Lobeznos. Uthacalthing suspiró para sus adentros. En el espacio superior de su cabeza formó el glifo llamado syullf-tha, la anticipación de un misterio casi demasiado complicado para ser resuelto. El espectro se revolvió, expectante, invisible para los humanos, aunque por. un momento la atención de Megan se dirigió hacia él como si estuviese a punto de notar alguna cosa.

¡Pobres Lobeznos! A pesar de todos sus fallos, es en la Biblioteca donde comienzan y terminan todas las cosas. Siempre, en algún lugar de ese tesoro de conocimientos, puede hallarse una piedra preciosa de sabiduría y una solución.
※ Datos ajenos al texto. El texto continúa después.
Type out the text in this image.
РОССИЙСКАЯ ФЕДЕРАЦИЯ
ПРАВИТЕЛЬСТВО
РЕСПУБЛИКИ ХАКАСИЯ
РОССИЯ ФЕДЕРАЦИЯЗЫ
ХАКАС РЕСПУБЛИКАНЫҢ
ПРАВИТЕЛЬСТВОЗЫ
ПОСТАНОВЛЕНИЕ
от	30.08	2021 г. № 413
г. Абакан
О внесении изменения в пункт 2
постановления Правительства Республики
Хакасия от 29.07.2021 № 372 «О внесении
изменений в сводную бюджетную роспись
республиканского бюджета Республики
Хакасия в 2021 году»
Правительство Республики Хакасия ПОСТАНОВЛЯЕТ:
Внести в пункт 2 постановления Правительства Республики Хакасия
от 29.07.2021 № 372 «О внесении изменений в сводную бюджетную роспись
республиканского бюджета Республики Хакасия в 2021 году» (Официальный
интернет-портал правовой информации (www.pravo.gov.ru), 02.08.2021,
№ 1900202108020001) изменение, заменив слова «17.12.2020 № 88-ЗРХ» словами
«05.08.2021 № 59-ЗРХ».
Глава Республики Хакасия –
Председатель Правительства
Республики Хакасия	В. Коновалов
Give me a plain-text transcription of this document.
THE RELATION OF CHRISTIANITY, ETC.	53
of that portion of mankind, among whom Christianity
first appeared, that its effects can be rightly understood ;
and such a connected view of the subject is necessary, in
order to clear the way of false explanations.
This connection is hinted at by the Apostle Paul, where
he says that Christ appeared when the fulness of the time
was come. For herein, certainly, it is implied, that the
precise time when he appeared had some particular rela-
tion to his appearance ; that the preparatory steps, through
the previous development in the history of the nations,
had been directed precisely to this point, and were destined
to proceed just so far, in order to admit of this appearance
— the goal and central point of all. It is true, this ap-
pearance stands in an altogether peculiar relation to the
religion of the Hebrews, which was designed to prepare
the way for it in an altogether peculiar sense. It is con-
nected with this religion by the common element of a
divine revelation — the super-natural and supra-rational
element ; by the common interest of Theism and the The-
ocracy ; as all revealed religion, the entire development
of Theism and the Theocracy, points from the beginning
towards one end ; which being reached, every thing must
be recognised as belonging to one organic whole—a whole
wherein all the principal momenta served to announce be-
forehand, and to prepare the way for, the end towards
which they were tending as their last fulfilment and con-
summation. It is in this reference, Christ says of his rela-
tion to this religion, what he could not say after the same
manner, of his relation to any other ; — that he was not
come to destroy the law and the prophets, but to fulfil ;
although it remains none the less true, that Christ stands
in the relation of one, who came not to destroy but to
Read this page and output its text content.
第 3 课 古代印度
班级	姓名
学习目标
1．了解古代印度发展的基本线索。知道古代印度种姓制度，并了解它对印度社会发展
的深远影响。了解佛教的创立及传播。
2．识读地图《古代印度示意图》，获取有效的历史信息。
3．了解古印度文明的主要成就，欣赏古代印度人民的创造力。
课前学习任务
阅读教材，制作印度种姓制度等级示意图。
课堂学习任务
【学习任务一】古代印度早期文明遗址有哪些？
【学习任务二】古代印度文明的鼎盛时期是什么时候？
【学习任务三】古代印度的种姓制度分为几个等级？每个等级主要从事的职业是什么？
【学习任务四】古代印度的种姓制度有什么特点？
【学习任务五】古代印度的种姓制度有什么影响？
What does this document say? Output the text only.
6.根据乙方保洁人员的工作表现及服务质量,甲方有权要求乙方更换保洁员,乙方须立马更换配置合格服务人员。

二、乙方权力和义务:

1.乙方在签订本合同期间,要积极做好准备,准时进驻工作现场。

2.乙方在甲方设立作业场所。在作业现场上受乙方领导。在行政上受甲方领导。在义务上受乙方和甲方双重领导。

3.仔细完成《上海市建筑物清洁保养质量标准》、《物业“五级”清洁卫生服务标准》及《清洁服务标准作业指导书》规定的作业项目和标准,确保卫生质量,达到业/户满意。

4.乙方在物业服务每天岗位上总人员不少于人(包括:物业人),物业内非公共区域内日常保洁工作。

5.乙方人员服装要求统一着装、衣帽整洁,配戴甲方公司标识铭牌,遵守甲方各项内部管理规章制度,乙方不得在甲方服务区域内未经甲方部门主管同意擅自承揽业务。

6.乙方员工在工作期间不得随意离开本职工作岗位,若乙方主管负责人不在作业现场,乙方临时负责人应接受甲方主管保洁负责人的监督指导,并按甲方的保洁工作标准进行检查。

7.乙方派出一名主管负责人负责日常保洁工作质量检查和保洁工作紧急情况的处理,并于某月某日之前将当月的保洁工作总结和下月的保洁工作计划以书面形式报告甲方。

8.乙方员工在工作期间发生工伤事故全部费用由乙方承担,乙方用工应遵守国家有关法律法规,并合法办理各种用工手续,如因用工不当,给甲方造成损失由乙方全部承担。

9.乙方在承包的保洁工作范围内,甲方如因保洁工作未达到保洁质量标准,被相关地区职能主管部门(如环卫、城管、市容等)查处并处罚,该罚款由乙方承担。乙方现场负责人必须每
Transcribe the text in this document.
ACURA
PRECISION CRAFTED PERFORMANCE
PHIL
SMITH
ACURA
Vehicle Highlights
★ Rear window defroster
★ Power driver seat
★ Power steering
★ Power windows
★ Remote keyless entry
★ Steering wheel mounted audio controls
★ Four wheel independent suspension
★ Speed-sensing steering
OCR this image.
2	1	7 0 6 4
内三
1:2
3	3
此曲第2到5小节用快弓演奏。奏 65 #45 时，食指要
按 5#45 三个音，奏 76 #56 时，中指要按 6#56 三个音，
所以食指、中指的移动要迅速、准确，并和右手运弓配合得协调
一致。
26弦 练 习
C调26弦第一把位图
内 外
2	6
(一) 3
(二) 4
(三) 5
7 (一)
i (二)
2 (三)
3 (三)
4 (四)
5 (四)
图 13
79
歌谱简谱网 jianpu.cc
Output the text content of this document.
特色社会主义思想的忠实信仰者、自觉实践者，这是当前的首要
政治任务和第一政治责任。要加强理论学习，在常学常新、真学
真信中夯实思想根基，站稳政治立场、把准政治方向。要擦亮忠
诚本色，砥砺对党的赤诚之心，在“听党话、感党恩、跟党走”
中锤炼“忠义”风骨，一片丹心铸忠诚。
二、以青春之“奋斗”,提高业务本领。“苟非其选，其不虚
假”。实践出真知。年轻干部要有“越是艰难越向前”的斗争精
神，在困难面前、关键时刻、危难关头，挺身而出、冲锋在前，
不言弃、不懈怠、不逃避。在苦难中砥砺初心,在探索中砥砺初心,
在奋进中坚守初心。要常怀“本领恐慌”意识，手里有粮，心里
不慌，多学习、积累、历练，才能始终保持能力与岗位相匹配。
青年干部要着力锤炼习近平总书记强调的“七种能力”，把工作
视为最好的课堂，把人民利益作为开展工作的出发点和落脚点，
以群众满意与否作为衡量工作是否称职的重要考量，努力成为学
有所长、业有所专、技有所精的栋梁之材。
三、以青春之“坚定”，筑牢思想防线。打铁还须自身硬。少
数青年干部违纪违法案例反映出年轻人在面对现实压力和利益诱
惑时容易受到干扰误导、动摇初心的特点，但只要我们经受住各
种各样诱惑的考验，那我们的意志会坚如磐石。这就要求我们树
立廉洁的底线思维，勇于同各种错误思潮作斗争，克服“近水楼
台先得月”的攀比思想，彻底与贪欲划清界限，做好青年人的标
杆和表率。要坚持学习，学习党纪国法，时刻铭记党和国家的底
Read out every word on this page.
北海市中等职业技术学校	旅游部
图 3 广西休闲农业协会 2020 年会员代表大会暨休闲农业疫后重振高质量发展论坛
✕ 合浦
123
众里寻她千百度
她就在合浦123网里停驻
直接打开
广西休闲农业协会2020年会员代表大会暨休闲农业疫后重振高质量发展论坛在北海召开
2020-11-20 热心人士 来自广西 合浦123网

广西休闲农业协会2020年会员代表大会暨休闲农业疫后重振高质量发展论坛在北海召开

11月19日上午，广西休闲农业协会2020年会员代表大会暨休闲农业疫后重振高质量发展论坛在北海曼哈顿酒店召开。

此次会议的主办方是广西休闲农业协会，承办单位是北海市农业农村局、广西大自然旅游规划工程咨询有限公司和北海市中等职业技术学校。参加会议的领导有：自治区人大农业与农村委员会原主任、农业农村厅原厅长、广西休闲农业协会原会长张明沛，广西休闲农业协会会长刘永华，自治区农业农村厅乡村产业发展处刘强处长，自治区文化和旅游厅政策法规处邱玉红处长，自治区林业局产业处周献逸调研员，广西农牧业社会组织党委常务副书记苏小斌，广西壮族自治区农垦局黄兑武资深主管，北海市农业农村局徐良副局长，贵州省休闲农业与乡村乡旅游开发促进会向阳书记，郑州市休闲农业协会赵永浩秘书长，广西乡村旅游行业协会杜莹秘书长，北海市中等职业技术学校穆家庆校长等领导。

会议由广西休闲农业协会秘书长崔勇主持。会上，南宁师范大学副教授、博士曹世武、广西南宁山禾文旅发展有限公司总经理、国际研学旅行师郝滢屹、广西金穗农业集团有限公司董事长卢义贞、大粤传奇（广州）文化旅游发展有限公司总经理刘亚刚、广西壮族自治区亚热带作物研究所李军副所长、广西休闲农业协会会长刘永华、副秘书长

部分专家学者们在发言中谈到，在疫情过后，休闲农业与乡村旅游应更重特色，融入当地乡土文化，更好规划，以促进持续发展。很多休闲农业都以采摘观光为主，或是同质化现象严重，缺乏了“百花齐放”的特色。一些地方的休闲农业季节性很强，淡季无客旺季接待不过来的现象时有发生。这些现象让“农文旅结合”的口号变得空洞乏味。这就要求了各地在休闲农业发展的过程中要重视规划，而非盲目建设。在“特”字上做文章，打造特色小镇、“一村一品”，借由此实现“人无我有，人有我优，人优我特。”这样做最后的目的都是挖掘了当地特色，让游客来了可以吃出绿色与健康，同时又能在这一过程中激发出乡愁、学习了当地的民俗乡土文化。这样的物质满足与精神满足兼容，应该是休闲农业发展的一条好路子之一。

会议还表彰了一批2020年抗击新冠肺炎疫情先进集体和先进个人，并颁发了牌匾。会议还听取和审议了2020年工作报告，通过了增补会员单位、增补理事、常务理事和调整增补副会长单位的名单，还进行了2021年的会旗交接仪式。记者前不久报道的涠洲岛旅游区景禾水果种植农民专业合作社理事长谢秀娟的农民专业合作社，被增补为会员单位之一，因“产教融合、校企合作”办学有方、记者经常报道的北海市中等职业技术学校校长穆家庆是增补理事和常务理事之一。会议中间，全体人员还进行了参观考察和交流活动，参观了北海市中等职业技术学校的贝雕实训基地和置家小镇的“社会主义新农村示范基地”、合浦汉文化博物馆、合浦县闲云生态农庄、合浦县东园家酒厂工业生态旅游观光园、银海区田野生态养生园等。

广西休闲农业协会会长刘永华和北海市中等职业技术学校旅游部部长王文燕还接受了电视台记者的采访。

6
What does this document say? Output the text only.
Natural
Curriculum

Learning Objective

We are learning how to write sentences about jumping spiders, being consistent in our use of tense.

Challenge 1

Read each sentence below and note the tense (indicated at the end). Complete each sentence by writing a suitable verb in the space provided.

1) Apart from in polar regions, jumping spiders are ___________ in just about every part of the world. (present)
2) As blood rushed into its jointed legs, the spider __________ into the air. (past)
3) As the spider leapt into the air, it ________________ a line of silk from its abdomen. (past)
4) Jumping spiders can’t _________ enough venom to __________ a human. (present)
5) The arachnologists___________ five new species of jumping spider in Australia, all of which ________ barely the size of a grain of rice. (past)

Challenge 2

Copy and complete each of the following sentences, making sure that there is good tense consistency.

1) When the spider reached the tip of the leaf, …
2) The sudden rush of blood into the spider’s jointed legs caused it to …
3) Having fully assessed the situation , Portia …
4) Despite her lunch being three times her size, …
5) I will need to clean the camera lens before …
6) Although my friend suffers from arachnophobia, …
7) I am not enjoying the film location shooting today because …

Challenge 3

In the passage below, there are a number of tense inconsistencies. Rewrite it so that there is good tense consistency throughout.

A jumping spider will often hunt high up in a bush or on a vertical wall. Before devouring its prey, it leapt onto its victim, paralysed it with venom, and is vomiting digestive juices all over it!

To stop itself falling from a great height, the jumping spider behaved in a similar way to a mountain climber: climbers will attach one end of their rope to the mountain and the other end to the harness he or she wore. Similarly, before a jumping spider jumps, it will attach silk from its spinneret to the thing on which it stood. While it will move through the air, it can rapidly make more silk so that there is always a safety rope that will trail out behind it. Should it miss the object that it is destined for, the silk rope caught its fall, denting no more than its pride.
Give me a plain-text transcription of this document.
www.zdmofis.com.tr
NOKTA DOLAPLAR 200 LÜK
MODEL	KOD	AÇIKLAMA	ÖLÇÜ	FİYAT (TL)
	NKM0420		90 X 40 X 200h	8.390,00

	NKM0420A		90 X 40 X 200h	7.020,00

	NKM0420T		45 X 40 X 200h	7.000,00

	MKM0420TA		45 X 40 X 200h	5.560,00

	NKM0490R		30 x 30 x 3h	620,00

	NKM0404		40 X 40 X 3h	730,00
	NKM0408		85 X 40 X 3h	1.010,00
Hasta que no aprendáis esto, amigos míos, un inconveniente tan pequeño como unas flotas enemigas seguirá arruinando maravillosas mañanas de primavera como ésta.

7. ATHACLENA

Robert se abría camino unos pocos metros delante de ella, utilizando un machete para cortar las ramas que, de vez en cuando, obstruían el estrecho sendero. Los brillantes rayos del sol, Gimelhai, se filtraban a través del follaje del bosque, y el aire primaveral era cálido.

Athaclena se sentía a gusto por el paso tranquilo que llevaban. Habiendo distribuido su peso de una forma distinta de la acostumbrada, caminar era ya de por sí una aventura. Athaclena se preguntaba cómo podían soportar las mujeres humanas tener la mayor parte de su vida unas caderas tan anchas. Tal vez era el sacrificio que debían pagar por tener niños de cabeza grande, en lugar de dar a luz un tiempo antes y, de un modo sensato, guardar al niño en una bolsa postparto.

Este experimento, cambiar sutilmente la forma de su cuerpo para parecerse más a una humana, era uno de los aspectos más fascinantes de su visita a una colonia de la Tierra. En verdad no hubiese podido pasar tan inadvertida entre los habitantes de un mundo de reptiloides, como los soro, o de criaturas anulares, como los jofur. Y con este proceso había aprendido mucho más sobre control fisiológico de lo que los profesores habían podido enseñarle en sus años de escuela.

No obstante, los inconvenientes eran considerables, y pensó dar por finalizado el experimento.

Oh, Ifni. En los extremos de sus zarcillos danzó un glifo de frustración. Llegado este punto, volver atrás no compensaría tal esfuerzo.